A number of model validation assessment methods for logistic regression have been proposed including classification tables (sometimes labeled "confusion matrices") and Receiver Operating Characteristic (ROC) plots. Numerous tests assessing the predictive performance of a model can be conducted based on classification tables. ROC plots are widely used in clinical chemistry; recently, their utility is achieving recognition in ecological studies involving habitat suitability models. ROC plots depict sensitivity (i.e., percentage of true positives (presences) correctly predicted) on the y-axis versus the quantity (1-specificity) on the x-axis (where specificity defines the percentage of true negatives (absences) correctly predicted) the steeper the ROC curve, the greater the predictive power.

In addition to the more generally applied classification table and ROC approaches, we will explore a validation method based on estimating Kullback information. Kullback's measures of directed and symmetric divergence serve to evaluate the difference between the generating or "true" model (i.e., the model which presumably gave rise to the data) and a fitted candidate model. The Akaike Information Criterion (AIC) and the Kullback Information Criterion (KIC) are asymptotic estimators of the directed and symmetric divergence respectively. Since a candidate model with smaller values of AIC and KIC is often considered to be closer to the true model, these criteria are commonly used for model selection among various candidate models. While AIC and KIC typically serve to determine which proposed model is most like the "idealized" generating model, in this project they will be used for both model development and model validation evaluation.

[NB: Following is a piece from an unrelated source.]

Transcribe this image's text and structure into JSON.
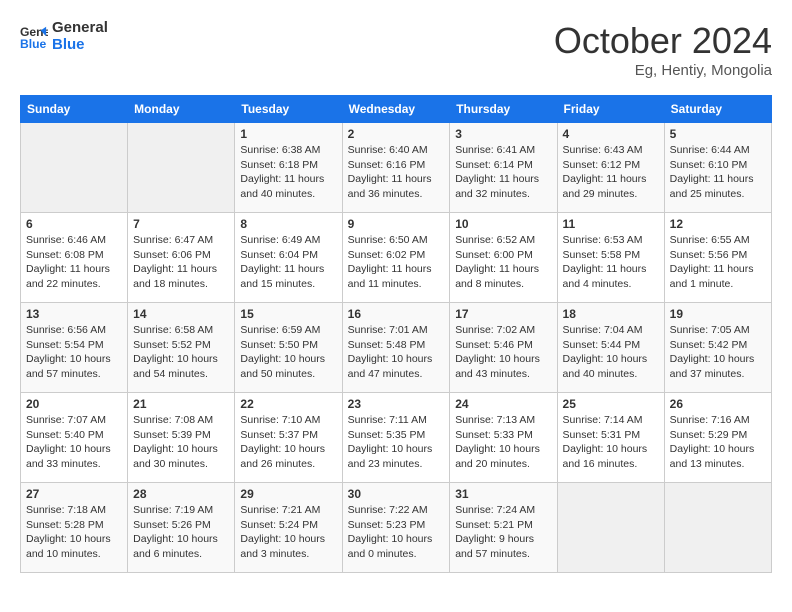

The culmination of these efforts will produce rigorously vetted habitat suitability models that can then be used to assess how a model generated from data collected at one spatial scale performs in predicting observations collected at another scale. Outcomes of these "scale-switching" comparisons can be evaluated using the "goodness of fit" approaches already mentioned. Thus, we will clarify which habitat attributes most effectively predict the occurrence of L. filiformis, as well as test whether habitat attributes maintain their explanatory value across spatial scales. To our knowledge, few such habitat suitability models have been developed for a rare plant species, and the explicit testing of the influence of scale is a currently emerging body of work. Beyond the theoretical relevance of our model development and scale assessment, this effort addresses monitoring goals for L. filiformis recently identified by the U.S. Fish and Wildlife Service.

References:

• Brooks, C. P. 2006. Quantifying population substructure: extending the graph-theoretic approach. Ecology 87: 864-872.
• Caswell, H. 2001. Matrix population models: construction, analysis, and interpretation. Second edition. Sinauer, Sunderland, Massachusetts, USA.
• de Kroon, H., J. van Groenendael, and J. Ehrlen. 2000. Elasticities: a review of methods and model limitations. Ecology 81: 607-618.
• Urban, D., and T. Keitt. 2001. Landscape connectivity: a graph-theoretic perspective. Ecology 82: 1205-1218.
• van Groenendael, H. de Kroon, S. Kalisz, and S. Tuljapurkar. 1994. Loop analysis: evaluating life history pathways in population projection matrices. Ecology 75: 2410-2415.
• Wardle, G. M. 1998. A graph theory approach to demographic loop analysis. Ecology 79: 2539-2549.